Why this code:
#include <stdio.h>
#include <stdlib.h>
int *mem;
*mem = 3;
int main(){
int *mem2 = malloc(4*4);
mem=mem2;
for(int i =0; i<4 ; i++)
mem[i]=i;
printf("%i\n",mem[2]);
}
Is giving this warnings:
a.c:5:1: warning: data definition has no type or storage class
*mem = 3;
^
a.c:5:2: warning: type defaults to ‘int’ in declaration of ‘mem’ [-Wimplicit-int]
*mem = 3;
^~~
a.c:5:8: warning: initialization of ‘int *’ from ‘int’ makes pointer from integer without a cast [-Wint-conversion]
*mem = 3;
mem has no type or storage, but it should be of type (int*)
type defaults to int, but the mem already has type
Why is the problem it is outside main? I have no function or logic, only simple assignment, then why is it problem? Having it assembled, the mem
resides in text segment, not data segment (strange), otherwise it is normally accessed via rip-relative mode (e.q mov %rax, mem(%rip)
), so no problem here.
.text
.globl mem
.data
.align 8
.type mem, @object
.size mem, 8
mem:
.quad 3
.section .rodata
.LC0:
.string "%i\n"
.text
.globl main
.type main, @function
main:
...
Outside any function you may use only declarations. So the compiler tries to interpret this statement
*mem = 3;
as a declaration where a type specifier is absent.

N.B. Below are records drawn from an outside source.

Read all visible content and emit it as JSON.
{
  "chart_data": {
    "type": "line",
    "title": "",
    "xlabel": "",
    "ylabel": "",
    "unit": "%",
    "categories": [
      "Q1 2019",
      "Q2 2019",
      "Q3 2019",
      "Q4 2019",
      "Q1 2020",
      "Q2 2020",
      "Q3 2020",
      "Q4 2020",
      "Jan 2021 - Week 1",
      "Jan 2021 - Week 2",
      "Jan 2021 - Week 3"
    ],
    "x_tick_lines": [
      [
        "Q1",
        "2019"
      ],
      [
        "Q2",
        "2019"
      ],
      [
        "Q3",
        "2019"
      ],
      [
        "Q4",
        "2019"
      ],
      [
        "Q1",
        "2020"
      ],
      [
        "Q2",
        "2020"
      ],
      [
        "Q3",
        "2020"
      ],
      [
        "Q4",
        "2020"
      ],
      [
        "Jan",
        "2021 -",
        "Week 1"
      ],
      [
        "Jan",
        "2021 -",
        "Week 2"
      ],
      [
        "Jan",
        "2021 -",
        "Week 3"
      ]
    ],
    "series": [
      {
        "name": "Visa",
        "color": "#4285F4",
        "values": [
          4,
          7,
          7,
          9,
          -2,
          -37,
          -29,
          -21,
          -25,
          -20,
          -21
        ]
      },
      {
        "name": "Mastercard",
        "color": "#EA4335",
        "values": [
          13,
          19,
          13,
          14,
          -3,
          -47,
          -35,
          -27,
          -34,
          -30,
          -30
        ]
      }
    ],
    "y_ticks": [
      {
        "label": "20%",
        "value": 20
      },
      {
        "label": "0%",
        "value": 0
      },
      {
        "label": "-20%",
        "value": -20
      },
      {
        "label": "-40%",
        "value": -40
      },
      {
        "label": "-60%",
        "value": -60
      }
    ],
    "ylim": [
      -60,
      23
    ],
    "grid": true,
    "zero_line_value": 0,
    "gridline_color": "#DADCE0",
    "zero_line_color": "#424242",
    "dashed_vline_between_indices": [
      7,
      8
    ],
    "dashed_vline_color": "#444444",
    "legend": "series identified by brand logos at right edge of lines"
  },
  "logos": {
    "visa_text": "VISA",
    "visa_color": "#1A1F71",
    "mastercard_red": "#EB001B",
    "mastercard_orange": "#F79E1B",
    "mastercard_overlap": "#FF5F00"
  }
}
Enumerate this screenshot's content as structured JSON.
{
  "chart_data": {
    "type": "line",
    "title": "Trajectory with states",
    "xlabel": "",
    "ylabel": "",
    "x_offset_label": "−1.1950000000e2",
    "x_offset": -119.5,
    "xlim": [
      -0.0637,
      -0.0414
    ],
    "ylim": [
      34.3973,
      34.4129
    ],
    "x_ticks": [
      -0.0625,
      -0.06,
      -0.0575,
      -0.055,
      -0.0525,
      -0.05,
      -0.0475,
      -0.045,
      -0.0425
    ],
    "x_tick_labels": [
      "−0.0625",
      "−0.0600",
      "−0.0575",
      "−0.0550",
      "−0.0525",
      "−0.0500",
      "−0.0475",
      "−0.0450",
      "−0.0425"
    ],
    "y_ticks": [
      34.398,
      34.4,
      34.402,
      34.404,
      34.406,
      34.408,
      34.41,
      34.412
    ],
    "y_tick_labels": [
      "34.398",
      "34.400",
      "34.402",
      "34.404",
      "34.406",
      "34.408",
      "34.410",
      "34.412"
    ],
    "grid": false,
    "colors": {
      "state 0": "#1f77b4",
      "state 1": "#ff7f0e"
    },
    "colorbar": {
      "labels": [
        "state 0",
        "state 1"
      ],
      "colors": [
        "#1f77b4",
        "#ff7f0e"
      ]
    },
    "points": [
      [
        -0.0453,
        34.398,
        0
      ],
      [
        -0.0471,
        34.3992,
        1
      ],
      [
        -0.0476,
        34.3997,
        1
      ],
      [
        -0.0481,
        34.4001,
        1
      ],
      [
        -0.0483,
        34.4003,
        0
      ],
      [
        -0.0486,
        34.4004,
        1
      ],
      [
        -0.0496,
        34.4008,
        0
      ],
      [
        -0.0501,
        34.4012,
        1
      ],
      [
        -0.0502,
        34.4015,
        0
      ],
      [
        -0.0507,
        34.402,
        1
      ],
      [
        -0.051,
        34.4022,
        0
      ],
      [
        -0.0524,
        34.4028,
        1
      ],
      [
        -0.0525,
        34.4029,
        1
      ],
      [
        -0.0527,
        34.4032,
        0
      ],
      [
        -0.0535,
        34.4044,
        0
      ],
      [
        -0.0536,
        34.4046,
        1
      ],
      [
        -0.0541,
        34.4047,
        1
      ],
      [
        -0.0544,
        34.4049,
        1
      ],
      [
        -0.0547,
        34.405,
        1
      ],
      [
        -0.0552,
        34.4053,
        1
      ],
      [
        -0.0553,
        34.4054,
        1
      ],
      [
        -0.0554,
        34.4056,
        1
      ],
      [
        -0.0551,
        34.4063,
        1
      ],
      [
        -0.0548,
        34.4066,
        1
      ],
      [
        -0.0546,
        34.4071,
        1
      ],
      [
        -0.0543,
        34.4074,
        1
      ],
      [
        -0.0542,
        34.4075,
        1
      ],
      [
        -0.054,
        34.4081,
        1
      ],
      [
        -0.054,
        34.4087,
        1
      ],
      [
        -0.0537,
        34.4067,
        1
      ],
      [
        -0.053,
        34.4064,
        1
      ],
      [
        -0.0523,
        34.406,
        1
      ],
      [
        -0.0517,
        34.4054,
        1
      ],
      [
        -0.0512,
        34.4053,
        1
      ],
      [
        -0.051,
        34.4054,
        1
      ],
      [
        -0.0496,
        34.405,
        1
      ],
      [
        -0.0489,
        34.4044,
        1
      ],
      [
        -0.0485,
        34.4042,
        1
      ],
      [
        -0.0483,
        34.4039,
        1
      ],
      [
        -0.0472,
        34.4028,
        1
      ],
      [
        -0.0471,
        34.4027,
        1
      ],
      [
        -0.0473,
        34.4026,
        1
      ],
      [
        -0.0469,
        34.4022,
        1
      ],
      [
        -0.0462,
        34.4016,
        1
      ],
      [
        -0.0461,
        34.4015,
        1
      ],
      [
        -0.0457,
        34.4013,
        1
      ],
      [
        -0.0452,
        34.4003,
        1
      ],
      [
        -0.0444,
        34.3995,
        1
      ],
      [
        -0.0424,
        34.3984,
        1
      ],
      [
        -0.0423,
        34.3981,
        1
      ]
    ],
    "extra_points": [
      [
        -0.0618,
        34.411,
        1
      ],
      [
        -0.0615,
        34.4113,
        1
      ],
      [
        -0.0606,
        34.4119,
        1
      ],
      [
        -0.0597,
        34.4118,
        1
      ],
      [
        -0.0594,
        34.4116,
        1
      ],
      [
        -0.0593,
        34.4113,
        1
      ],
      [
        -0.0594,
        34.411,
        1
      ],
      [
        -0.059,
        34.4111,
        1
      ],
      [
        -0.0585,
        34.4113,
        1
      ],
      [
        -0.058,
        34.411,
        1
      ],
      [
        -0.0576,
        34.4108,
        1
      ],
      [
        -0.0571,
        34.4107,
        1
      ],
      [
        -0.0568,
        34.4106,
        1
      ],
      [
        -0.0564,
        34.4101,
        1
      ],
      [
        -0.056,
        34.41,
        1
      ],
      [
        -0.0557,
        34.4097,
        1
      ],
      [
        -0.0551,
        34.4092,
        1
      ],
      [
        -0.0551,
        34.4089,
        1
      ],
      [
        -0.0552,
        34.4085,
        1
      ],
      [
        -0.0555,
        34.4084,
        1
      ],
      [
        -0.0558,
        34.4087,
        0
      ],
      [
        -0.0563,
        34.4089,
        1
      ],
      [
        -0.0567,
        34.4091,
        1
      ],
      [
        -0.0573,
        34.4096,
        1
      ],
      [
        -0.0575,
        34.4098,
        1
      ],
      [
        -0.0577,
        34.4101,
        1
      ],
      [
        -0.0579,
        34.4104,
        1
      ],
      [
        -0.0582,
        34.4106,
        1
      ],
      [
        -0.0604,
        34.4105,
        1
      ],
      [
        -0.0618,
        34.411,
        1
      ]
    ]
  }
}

a.c:5:1: warning: data definition has no type or storage class
*mem = 3;
^
To support the backward compatibility with the old C Standard the compiler by default uses the type specifier int
.
Pay attention to that if you will place this code snippet
int *mem;
*mem = 3;
inside a function nevertheless it will have undefined behavior because the pointer mem
does not point to a valid object of the type int.